Тот, кто предстал перед ней сегодня, производил совсем иное впечатление. Загнанный в угол, скрывающийся за напускной злобой, он не походил на бедствие, а, скорее, вызывал жалость. Все эти годы Эдвальд Одеринг по капле выдавливал из себя человечность, стремился вознестись на недосягаемую высоту, стать вершителем судеб, равным великим королям прошлого, богом среди людей.
Но никогда прежде Мерайя столь отчётливо не видела в нём простого смертного. Человека со всеми слабостями, её несчастного отца. Он отрёкся от собственной дочери и это выглядело отчаянной попыткой укусить побольнее. Пустить в ход отравленный нож, который сделает своё дело даже в случае поражения. Но Мерайя не пускала этот яд в свою душу.

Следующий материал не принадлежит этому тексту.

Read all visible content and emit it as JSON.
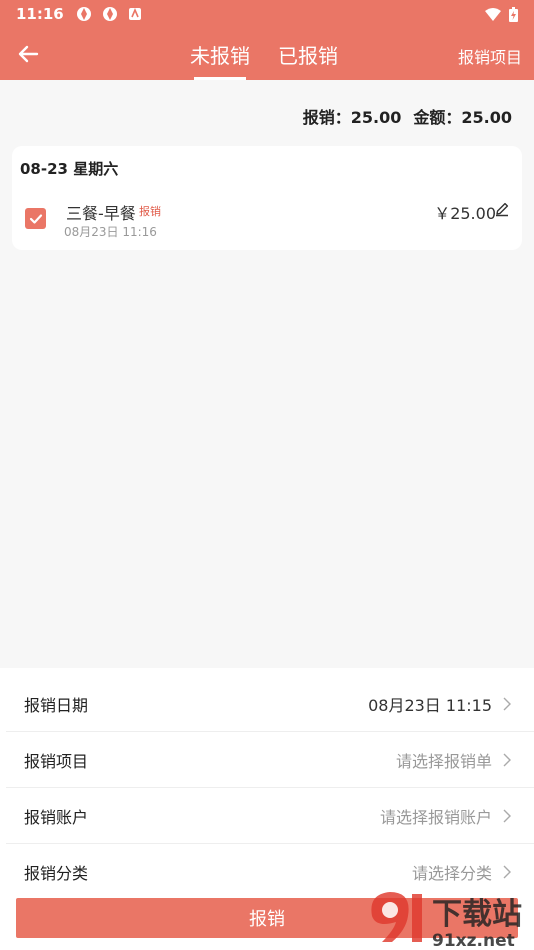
{
  "status_bar": {
    "time": "11:16"
  },
  "header": {
    "tabs": [
      {
        "label": "未报销",
        "active": true
      },
      {
        "label": "已报销",
        "active": false
      }
    ],
    "right_link": "报销项目"
  },
  "summary": {
    "count_label": "报销：",
    "count_value": "25.00",
    "amount_label": "金额：",
    "amount_value": "25.00"
  },
  "records": [
    {
      "date": "08-23 星期六",
      "items": [
        {
          "name": "三餐-早餐",
          "tag": "报销",
          "time": "08月23日 11:16",
          "amount": "￥25.00",
          "checked": true
        }
      ]
    }
  ],
  "form": {
    "rows": [
      {
        "label": "报销日期",
        "value": "08月23日 11:15",
        "is_placeholder": false
      },
      {
        "label": "报销项目",
        "value": "请选择报销单",
        "is_placeholder": true
      },
      {
        "label": "报销账户",
        "value": "请选择报销账户",
        "is_placeholder": true
      },
      {
        "label": "报销分类",
        "value": "请选择分类",
        "is_placeholder": true
      }
    ]
  },
  "submit_label": "报销",
  "watermark": {
    "brand": "下载站",
    "site": "91xz.net"
  },
  "colors": {
    "accent": "#ea7666",
    "tag": "#e05a48",
    "background": "#f7f7f7"
  }
}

Сон был чутким и тревожным, поэтому, когда принцессу разбудили, она не чувствовала ни капли сонливости. Ночной полумрак позволил узнать стоящего перед ней человека только по голосу:
— Ваше высочество, простите, но это срочно.
— Я же просила тебя называть меня по имени, Дэйн. По крайней мере, пока никто не слышит.
— То, ради чего я тебя разбудил, по силам только «вашему высочеству», — обеспокоенно ответил рыцарь. — Нас ждут в доме Сфорца.
Сказав это, Дэйн впустил в комнату двоих служанок и ушёл. Этих девушек выделил Сфорца из маркитантского обоза ещё в самом начале похода. Они не говорили ни по-энгатски, ни по-ригенски, но выполняли свою работу ловко и старательно. Стирали одежду, помогали одеваться и раздеваться, а во время омовений одна из них сокрушённо вздыхала и цокала языком всякий раз, когда приходило время мыть голову: небрежно обрезанные волосы принцессы до сих пор не отросли настолько, чтобы заплести их в так любимые аккантийцами косы или хотя бы соорудить причёску.
Судя по лицам служанок, им в эту ночь спалось куда лучше, и Мерайя даже ощутила некоторую неловкость. Впрочем, через четверть часа они с Дэйном уже стояли перед домом, где поселился кондотьер.
Внутри, к удивлению принцессы, оказались все те, кто вчера участвовал в переговорах с их стороны: патриарх Хельдерик, Грегорион, Сфорца с верной переводчицей и Тейнос Таммарен. Последний сидел на стуле в испачканной одежде и с недовольным видом, а руки его почему-то были связаны.
Позади него стояла девушка в жёлто-буром стёганом доспехе, в которой принцесса узнала ту самую предводительницу крестьянского восстания, деву-рыцаря, что присягала ей на верность.
— Ваше высочество! — просиял Тейнос, увидев Мерайю. — К-какое счастье, что вы здесь! Эта девчонка п-посмела поднять на меня руку! В Нагорье за т-такое вешают без с-с-суда!
— Что случилось? — недоумённо спросила принцесса. — Почему господин Таммарен связан?
— Пусть он сам объяснит, — ответил Хельдерик, нахмурившись. — Во всяком случае, попытается.